Omdat we verwachten dat bij de groep mbo-ouders de non-respons het hoogst zal zijn, willen we de
uitkomsten van de vragenlijsten ter validering voorleggen aan enkele sleutelpersonen (bv.
oudercontactpersonen) binnen twee mbo-instellingen waarmee al goede contacten zijn.
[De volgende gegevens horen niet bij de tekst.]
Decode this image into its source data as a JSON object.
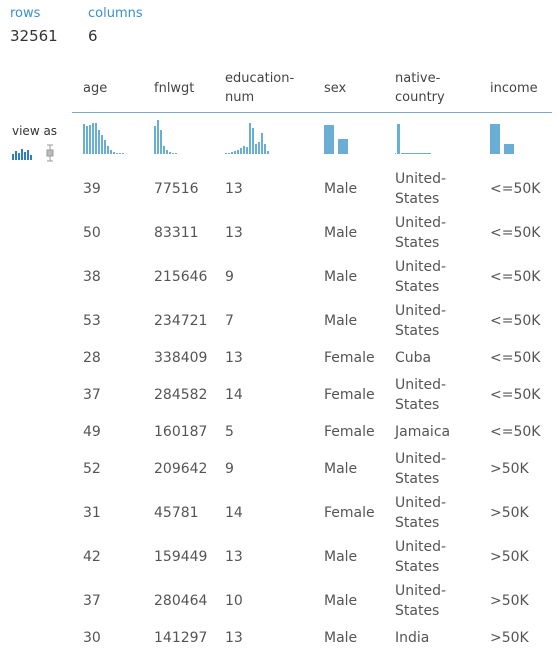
{
  "summary": {
    "rows_label": "rows",
    "rows": 32561,
    "columns_label": "columns",
    "columns": 6
  },
  "view_as": "view as",
  "table": {
    "headers": [
      "age",
      "fnlwgt",
      "education-num",
      "sex",
      "native-country",
      "income"
    ],
    "rows": [
      [
        39,
        77516,
        13,
        "Male",
        "United-States",
        "<=50K"
      ],
      [
        50,
        83311,
        13,
        "Male",
        "United-States",
        "<=50K"
      ],
      [
        38,
        215646,
        9,
        "Male",
        "United-States",
        "<=50K"
      ],
      [
        53,
        234721,
        7,
        "Male",
        "United-States",
        "<=50K"
      ],
      [
        28,
        338409,
        13,
        "Female",
        "Cuba",
        "<=50K"
      ],
      [
        37,
        284582,
        14,
        "Female",
        "United-States",
        "<=50K"
      ],
      [
        49,
        160187,
        5,
        "Female",
        "Jamaica",
        "<=50K"
      ],
      [
        52,
        209642,
        9,
        "Male",
        "United-States",
        ">50K"
      ],
      [
        31,
        45781,
        14,
        "Female",
        "United-States",
        ">50K"
      ],
      [
        42,
        159449,
        13,
        "Male",
        "United-States",
        ">50K"
      ],
      [
        37,
        280464,
        10,
        "Male",
        "United-States",
        ">50K"
      ],
      [
        30,
        141297,
        13,
        "Male",
        "India",
        ">50K"
      ]
    ]
  }
}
Verspreiding onderzoeksresultaten
De onderzoekers vinden het belangrijk dat de onderzoeksresultaten worden teruggekoppeld naar de
praktijk. De resultaten van beide onderzoeken zullen daarom op verschillende manieren worden
gedeeld met het onderwijsveld en met ouders. Met betrekking tot onderdeel A van de Nulmeting
Bureaucratie kan gedacht worden aan informatie op de websites van de PO-raad en het Platform
Samenwerkingsverbanden VO. We hebben het voornemen om op basis van de resultaten van
onderdeel B van de Nulmeting Bureaucratie een publieksverslag voor scholen te maken, daarnaast
kunnen de resultaten verspreid worden via de websites van de PO- en VO-raad. De uitkomsten van
de Nulmeting Oudertevredenheid kunnen worden gedeeld met ouders via bijvoorbeeld websites van
Balans, Stichting De Ombudsman en Ouders Online. Daarnaast zal voor beide onderzoeken gezocht
worden naar verspreiding van de onderzoeksresultaten via relevante discussiegroepen binnen
LinkedIn.
Alle gebruikte instrumenten komen ter beschikking van de samenwerkingsverbanden, zodat zij zelf
in de toekomst eigen metingen oudertevredenheid kunnen houden.